Costalta... su "Il Gazzettino di Belluno"

3-4-2005

"Ricordi"
del Papa a Costalta

«Davanti a questo panorama di prati, boschi, torrenti, cime svettanti verso il cielo, noi tutti ritroviamo il desiderio di ringraziare Dio per le meraviglie delle sue opere e vogliamo ascoltare in silenzio la voce della natura al fine di trasformare in preghiera la nostra ammirazione; queste montagne infatti suscitano nel cuore il senso dell'infinito, con il desiderio di sollevare la mente verso ciò che è sublime».
Sono alcune delle parole dette da Giovanni Paolo II, durante la messa di diciotto anni fa, in Val Visdende. Parole passate alla storia delle valli cadorine, che ben testimoniano l'amore di Sua Santità per quelle montagne che lui tanto amava da paragonarle ai "suoi" monti Tatra, in Polonia.
E per quei sentieri, che portano in cima alle montagne più belle del mondo, in molti, tra emozione, stupore, incredulità e sentimenti che fecero gridare al miracolo, ebbero la grazia e la fortuna, talvolta ricercata altre volte veramente inattesa, di incontrarlo.
«Inizialmente, quando mio figlio Michele mi disse che il Papa stava scendendo da Tabiè Grande ero incredula, pensavo ad uno scherzo, mentre mio marito, Duilio, credette subito a quello che stava succedendo - racconta Dolores Casanova De Marco di Costalta -. Quando mi decisi a salire in macchina verso il sentiero l'emozione cresceva forte forte, tanto da tremare. Quando poi, assieme a mia mamma, mi avvicinai a Sua Santità lui mi chiese se fosse mia madre e io, confermando, gli dissi che eravamo felici di averlo tra noi. Non avremmo mai pensato di vedere il Papa a Costalta. Incontrarlo è stato una gran fortuna e una grazia immensa. Nel momento in cui gli ero davanti, ho sentito qualcosa di soprannaturale e quella notte non ho dormito».
Salendo da Costalta verso la Val Visdende si arriva al rifugio Monte Zovo. E lì un giorno Karol Wojtyla si fermò. Nessuno prima dell'estate 1987 avrebbe mai pensato di poter scrivere una frase del genere. Invece successe veramente, durante uno dei soggiorni papali a Lorenzago.
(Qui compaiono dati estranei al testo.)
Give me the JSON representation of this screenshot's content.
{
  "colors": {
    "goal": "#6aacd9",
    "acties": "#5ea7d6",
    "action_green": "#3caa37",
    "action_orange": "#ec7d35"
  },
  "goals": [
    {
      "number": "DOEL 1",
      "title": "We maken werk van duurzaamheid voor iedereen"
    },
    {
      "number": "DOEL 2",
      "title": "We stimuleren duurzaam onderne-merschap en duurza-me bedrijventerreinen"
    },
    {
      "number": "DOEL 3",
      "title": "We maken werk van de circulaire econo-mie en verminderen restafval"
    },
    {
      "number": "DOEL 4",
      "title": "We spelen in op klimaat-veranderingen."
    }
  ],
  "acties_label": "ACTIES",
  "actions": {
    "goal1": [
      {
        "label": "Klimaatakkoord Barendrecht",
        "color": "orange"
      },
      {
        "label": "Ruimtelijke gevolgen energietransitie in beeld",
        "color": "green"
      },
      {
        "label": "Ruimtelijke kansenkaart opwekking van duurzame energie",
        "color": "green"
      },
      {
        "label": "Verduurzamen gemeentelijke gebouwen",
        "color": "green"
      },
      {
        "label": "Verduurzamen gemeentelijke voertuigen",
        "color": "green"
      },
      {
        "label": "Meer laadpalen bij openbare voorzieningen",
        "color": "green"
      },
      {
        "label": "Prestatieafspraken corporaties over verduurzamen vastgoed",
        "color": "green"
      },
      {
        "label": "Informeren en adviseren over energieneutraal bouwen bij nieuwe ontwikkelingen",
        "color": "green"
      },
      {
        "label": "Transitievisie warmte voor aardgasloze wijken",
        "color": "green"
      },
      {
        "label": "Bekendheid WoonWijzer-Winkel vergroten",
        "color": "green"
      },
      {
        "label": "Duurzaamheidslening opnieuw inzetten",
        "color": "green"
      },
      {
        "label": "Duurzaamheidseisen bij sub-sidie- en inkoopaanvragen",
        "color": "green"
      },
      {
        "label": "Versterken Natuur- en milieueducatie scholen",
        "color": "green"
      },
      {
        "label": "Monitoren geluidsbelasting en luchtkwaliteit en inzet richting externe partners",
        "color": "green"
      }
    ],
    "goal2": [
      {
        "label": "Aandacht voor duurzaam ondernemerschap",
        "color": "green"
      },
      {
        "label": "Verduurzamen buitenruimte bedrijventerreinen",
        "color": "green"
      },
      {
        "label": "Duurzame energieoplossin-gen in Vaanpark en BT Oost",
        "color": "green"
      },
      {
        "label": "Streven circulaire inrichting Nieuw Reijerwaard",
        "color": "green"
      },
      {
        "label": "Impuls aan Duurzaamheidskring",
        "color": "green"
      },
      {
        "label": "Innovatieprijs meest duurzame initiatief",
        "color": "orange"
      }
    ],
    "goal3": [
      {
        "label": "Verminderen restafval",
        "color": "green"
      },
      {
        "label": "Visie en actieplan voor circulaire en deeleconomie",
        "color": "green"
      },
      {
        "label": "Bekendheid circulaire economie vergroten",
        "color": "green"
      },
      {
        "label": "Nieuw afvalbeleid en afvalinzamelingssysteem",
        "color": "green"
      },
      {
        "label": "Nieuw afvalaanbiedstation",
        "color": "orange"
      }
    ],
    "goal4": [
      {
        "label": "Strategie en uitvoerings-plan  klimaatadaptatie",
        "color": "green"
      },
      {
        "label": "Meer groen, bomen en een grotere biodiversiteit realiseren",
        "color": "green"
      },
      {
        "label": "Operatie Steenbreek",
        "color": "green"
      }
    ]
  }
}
Nelle molte uscite per i monti del Cadore, il Pontefice raggiunse anche il rifugio costaltese, appunto, di Forcella Zovo. «Stavamo pulendo dei funghi - narrano Antinesca e Antonio De Bettin, che con precisione ricordano l'ora esatta dell'incontro (le 17 e 10) -. Mai avremmo pensato di poter vedere sull'uscio del nostro rifugio il Papa. E ciò nonostante avessimo visto al mattino uno strano movimento di uomini e mezzi. Vedo ancor oggi davanti agli occhi, come fosse quel giorno, passare la jeep e poi avvicinarsi la figura bianca del Pontefice. Una cosa che mi resterà impressa fin che vivo. E' entrato nel bar, si è appoggiato al banco ed ha intravisto l'angolo con il caminetto. Si è avvicinato alla porta, ha cominciato a fissarlo e mi ha chiesto se cenassimo là, vicino al caminetto, alla sera. All'inizio quella domanda mi era sembrata strana, poi Joaquin Navarro Valls mi ha spiegato che in Polonia quasi tutte le case custodiscono un caminetto e il nostro aveva ricordato al Papa la sua terra». Sua Santità si sentiva a suo agio e senza fretta ammirò il paesaggio circostante. «Ci chiese il nome dei nostri monti, volle sapere della nostra famiglia e del nostro rifugio - continua Antinesca, con la voce rotta dalla tristezza -. Poi ha voluto bere la nostra acqua ed ha mangiato dello strudel. Un incontro che non dimenticheremo mai, perché per noi questo non è stato un Papa qualsiasi: è stato il "nostro" Papa».